California has released its Q1 “ZEV” sales report, showing that Tesla remains in control of its most successful market.
The United States remains one of Tesla’s top sales locations, and within the country, no other state gets remotely close to the sales numbers of California. There, a mix of investments in EV charging, a generally increased appetite for the technology, and increased incentives have quickly pushed the Western state toward electrification. Now, as the state has published its Q1 2023 “ZEV” sales report, it is clear that Tesla remains undeniably in control of its previous home market.
The California ZEV Sales report was initially reported by Sawyer Merrit on Twitter earlier today, highlighting Tesla’s success.
NEWS: As of Q1 2023, California has now cumulatively surpassed 1 million battery electric vehicle sales. @Tesla had a record Q1, with the Model Y leading the CA BEV market with 6.3x as many sales as the next best-selling non-Tesla BEV.
— Sawyer Merritt (@SawyerMerritt) April 22, 2023
According to the report, California has sold over 1 million EVs cumulatively since the state started tracking the number only a few years ago. Of that number, 95,946 EVs were sold in the first quarter of this year alone, with the vast majority of those sales being Tesla vehicles.
Five hundred eighty-eight thousand four hundred fifty-five light-duty vehicles were sold in the first quarter of the year in California, with 16.3% of those being pure electric vehicles and 21.1% being “ZEVs” (EVs + PHEVs + Fuel Cell vehicles).

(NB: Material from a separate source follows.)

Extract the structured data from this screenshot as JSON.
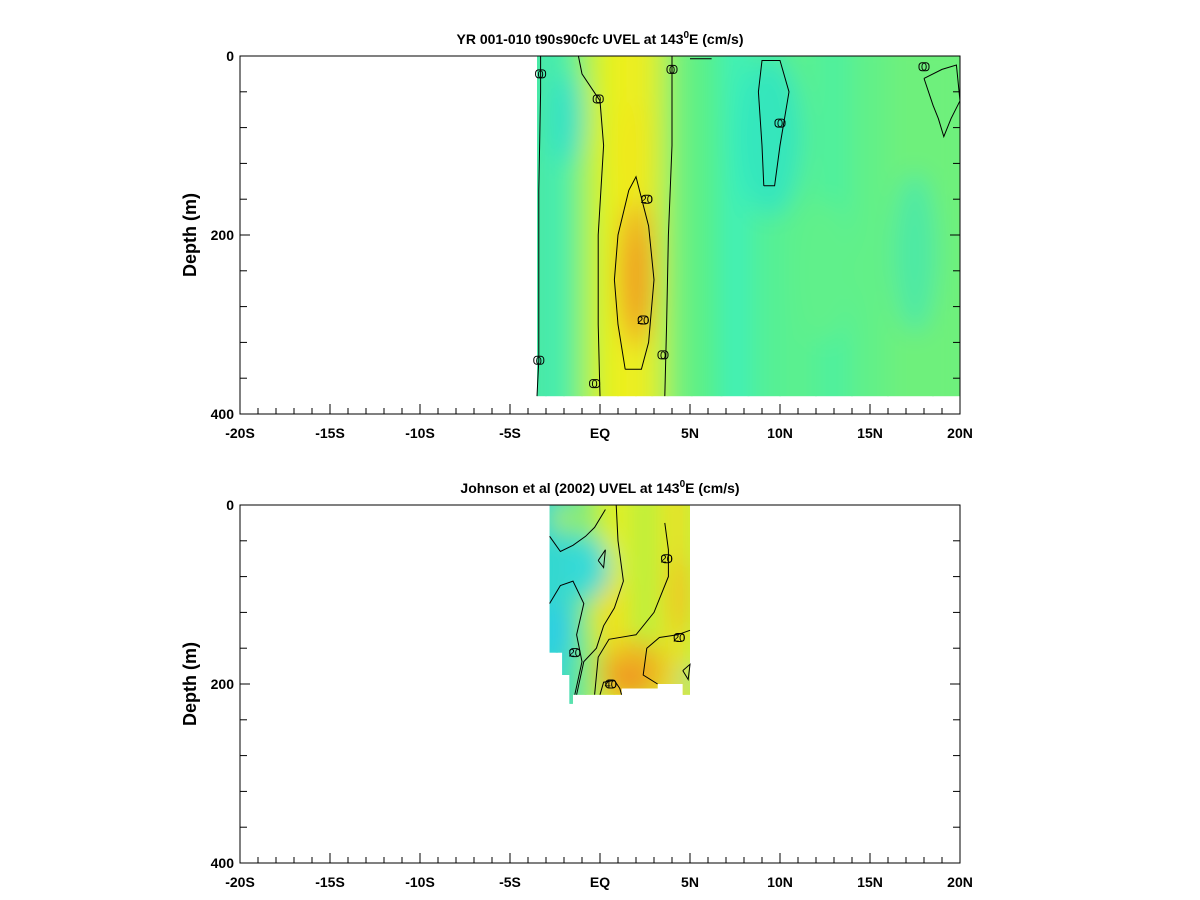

Unsurprisingly, the Tesla Model Y was the state’s clear sales leader, selling 33,205 units. Just behind its larger brother, the Tesla Model 3 sold 19,989 units, while the Model X led the Model S, selling 3,101 units compared to just 887 Model Ss. Tesla’s top 3 selling vehicles tower over the competition, with only a select few reaching over 2,000 sales in the first quarter of the year.
Clear leaders of those above 2,000 sales include the Volkswagen ID.4, Ford Mustang Mach-E, Chevy Bolt/Bolt EUV, BMW i4, and Polestar 2. Neither Hyundai nor Kia was able to sell 2,000 units of any of its EV lineup, and while cumulatively Rivian neared 2,000 sales, individual R1T and R1S sales remain significantly below the 2,000 unit mark.
Other interesting statistics released by the California Energy Commission include the incredible disparity in where EVs are sold throughout the state. Predominantly, coastal areas, including Los Angeles County and the San Francisco Bay Area, lead eastern inland regions by a significant margin. Further, this pattern was replicated in heavy-duty EV sales (buses, heavy-duty trucks, etc.), where Los Angeles, in particular, led the state by an enormous gap.